Le Burkina d’aujourd’hui, c’est aussi l’heure des grands procès et il faut se féliciter de l’ouverture de deux de ces procès ! Mais, la dernière prise de position du MBDHP qui dit « Craindre que ce procès ne subisse le même sort que celui du gouvernement TIAO III » vient nous rappeler une certaine réalité. Ainsi, concernant le procès des anciens ministres, après une suspension sine die, tout le monde attend de connaitre la vérité des faits, mais aussi la réalité des véritables accusés, les ministres étant eux accusés de complicité. Ces complices veulent rendre compte et s’expliquer alors que visiblement l’on veut les « maintenir dans une situation où ils ne peuvent vivre ni mourir ». Et pourtant après la longue suspension, les autorités judiciaires ont déclaré que la Haute Cour de Justice est désormais parée pour un procès équitable ! Nous demandons la reprise rapide du procès.

La situation sécuritaire est d’une extrême gravité et à chaque fois que nous l’abordons c’est douloureux. Condoléances aux victimes, courage et félicitations aux FDS. Depuis 2015, plusieurs dizaines des enfants du pays ont été assassinés par la horde terroriste et nous sommes en passe de perdre le Nord du pays. Nous le soulignons davantage, une guerre injuste nous est imposée.
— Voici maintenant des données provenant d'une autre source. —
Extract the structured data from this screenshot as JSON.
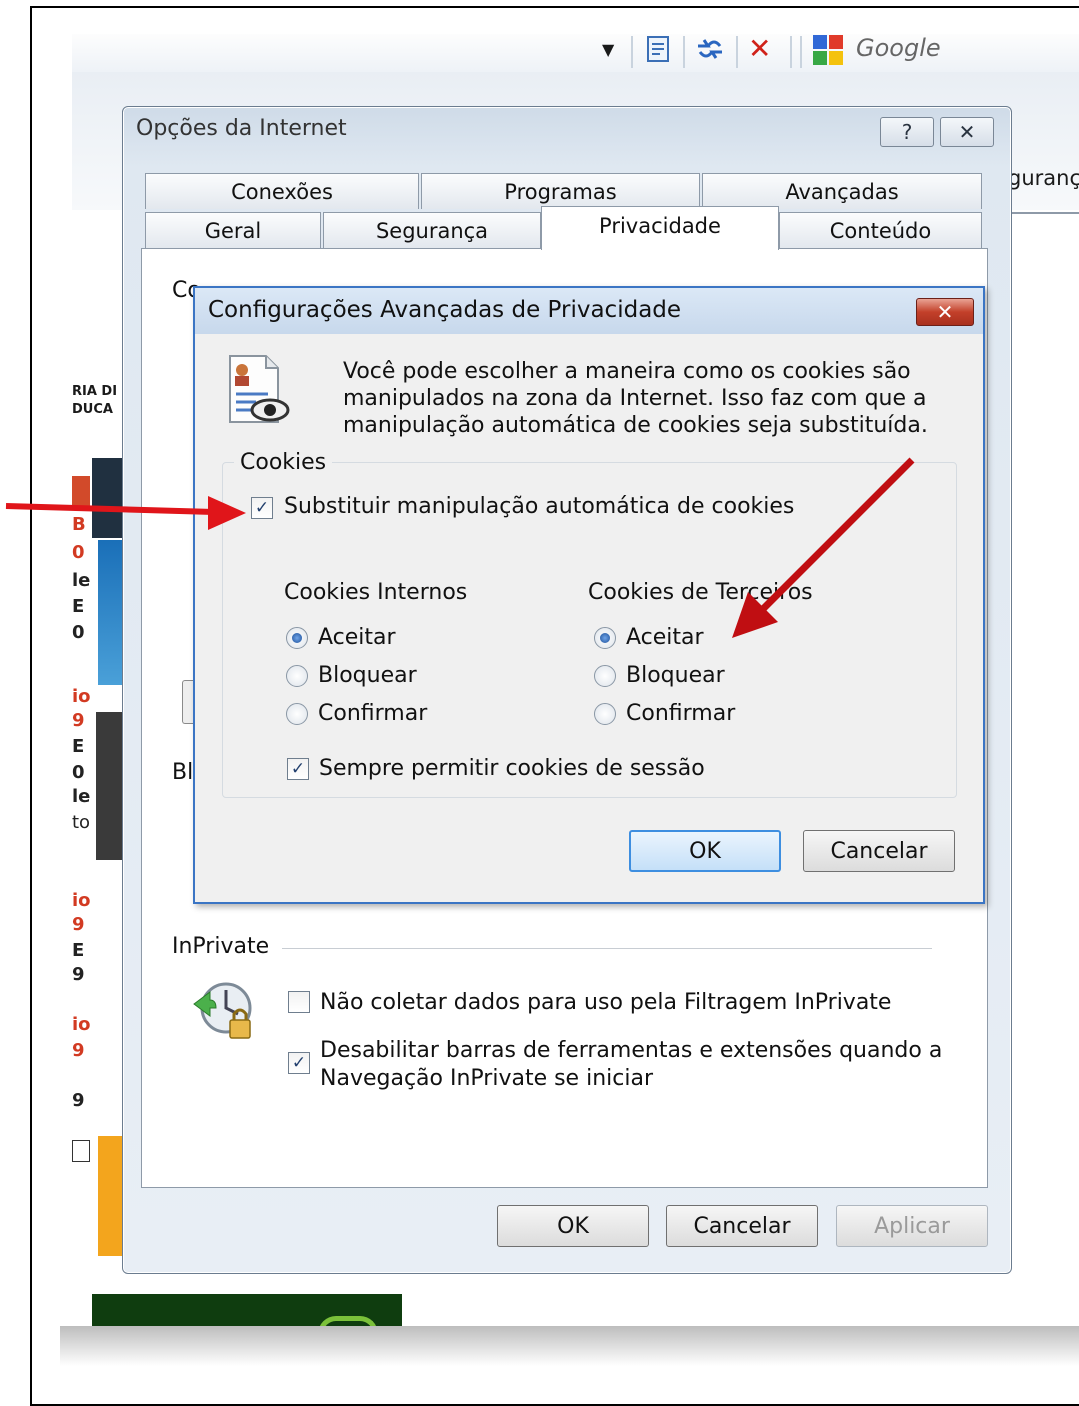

En effet, c’était sous la direction de SARKOZY, des puissances étrangères ont organisé leurs propres groupes armés au sahel, déclenché diverses opérations militaires en RCI, en Libye, au Nigéria, au Mali, en RCA, avec des objectifs inavouables.

C’est pourquoi, nous interpellons le Chef de l’Etat afin que : i/des moyens plus importants soient mis à la disposition des FDS ; ii/ il réexamine sa politique d’alliance pour définir sa propre ligne d’action, une diplomatie secrète parallèle, car ces puissances ont des cellules en contact avec ces djihadistes ; iii/ il envisage la mise à contribution de la composante citoyenne dans la défense du territoire ; iv/ revisiter profondément nos services de renseignements ; v/Enfin, nous demandons au PF, chef des armées, d’aller sur le champs de bataille, pour des visites de soutien à nos troupes au Nord.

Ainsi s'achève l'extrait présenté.